Additionally, we conducted further analysis of the clonal IG gene sequences expression in MM patients, B-ALL patients, as well as MM cell lines, B-ALL cell lines, and healthy controls. By conducting statistical analysis on the TPM of target genes among several groups, we found that the expression levels of clonal IG target genes in the BM and PB of patients with multiple myeloma were significantly elevated, much higher than those in B-ALL patients and healthy controls. Furthermore, there was a correlation between the expression levels of target sequences in the BM and PB of MM patients.
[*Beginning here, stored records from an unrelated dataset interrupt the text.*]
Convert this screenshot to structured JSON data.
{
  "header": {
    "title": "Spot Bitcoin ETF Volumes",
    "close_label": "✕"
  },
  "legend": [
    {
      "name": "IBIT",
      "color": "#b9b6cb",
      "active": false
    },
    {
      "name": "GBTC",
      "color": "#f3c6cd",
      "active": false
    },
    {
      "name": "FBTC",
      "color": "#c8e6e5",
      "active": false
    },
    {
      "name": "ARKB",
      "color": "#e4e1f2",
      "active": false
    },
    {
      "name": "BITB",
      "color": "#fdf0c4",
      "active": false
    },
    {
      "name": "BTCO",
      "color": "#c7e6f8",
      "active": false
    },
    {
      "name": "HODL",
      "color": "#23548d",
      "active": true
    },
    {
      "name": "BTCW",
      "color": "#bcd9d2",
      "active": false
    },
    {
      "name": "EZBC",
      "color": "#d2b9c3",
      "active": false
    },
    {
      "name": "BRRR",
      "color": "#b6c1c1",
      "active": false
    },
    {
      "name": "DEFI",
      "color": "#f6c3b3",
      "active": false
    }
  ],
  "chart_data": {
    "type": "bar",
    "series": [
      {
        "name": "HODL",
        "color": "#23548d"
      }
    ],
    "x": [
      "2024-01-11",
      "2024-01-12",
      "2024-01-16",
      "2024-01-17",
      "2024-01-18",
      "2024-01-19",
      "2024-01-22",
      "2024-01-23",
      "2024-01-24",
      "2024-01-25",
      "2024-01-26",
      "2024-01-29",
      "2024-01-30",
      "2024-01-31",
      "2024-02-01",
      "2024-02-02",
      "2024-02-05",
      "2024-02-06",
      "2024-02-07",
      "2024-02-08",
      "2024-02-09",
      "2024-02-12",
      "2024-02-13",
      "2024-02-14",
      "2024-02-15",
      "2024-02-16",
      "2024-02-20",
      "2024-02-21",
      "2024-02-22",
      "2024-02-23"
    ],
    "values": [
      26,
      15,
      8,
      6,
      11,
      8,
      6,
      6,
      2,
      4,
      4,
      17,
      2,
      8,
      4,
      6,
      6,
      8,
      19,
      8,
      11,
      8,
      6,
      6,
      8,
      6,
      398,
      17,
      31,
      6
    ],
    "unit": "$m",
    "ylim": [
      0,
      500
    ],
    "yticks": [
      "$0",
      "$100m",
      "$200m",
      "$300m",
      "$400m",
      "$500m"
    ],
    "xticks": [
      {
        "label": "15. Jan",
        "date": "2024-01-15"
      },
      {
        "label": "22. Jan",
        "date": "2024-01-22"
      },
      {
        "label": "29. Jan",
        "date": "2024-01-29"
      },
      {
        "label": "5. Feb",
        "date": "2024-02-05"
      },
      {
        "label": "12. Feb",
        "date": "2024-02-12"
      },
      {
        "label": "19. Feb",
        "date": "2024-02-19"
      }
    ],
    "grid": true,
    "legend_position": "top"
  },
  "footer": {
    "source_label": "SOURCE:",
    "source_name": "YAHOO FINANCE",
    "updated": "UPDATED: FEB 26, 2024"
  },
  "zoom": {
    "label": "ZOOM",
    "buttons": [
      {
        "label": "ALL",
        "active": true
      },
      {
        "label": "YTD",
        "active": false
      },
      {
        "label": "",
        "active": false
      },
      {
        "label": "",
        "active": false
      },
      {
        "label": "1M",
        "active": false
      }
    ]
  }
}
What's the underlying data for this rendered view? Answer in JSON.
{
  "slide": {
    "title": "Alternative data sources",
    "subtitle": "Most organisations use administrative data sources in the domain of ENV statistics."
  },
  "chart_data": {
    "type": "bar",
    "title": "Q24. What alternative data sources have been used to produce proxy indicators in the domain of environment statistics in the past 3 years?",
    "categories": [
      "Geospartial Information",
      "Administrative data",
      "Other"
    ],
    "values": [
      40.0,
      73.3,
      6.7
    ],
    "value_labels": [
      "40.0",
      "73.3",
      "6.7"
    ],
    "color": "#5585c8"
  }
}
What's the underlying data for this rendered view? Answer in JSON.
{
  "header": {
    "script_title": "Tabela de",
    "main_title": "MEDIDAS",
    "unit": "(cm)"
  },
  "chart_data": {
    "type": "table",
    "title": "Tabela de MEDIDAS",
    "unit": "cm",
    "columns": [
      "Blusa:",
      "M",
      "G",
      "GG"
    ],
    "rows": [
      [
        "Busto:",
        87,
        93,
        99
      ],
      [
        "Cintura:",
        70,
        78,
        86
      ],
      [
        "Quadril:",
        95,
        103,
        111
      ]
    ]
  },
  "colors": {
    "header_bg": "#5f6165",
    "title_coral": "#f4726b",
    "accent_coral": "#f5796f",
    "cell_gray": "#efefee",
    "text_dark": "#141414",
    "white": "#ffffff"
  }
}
The reasons for the superior use of the RNA-seq method to monitor the MRD status in MM may include: During the maturation of B cells into plasma cells, they undergo SHM and affinity maturation of antibodies. The IG gene sequences of mature plasma cells exhibit reduced homology with germline genes, leading to a decreased binding capacity for primers of targeted NGS. On the other hand, within plasma cells, the synthesis of IG are extremely active, with the quantity of IG mRNA greatly exceeding that of DNA. As demonstrated by our data, in MM patients, the TPM of clonal IG genes are approximately 10 times higher than those in B-ALL patients. In MM cell lines, the TPM of clonal IG genes are 3 times higher than those in B-ALL cell lines (P<0.05), indicates that the clonal IG RNA quantity of malignant plasma cells is significantly higher than malignant B lymphocytes.

In summary, the use of NGS-based IG gene sequencing in MM patients can provide comprehensive genetic information, which aids in identifying the specific gene expression patterns of tumor cells, thereby facilitating more accurate disease diagnosis and MRD monitoring. The study also highlighted the potential of the RNA-seq method for monitoring the MRD status of MM, which is more sensitive than methods that use DNA as the substrate. The integration of NGS-based IG gene sequencing into routine clinical practice has the potential to transform the management of MM patients, leading to improved outcomes and better quality of life.

Disclosures: No relevant conflicts of interest to declare.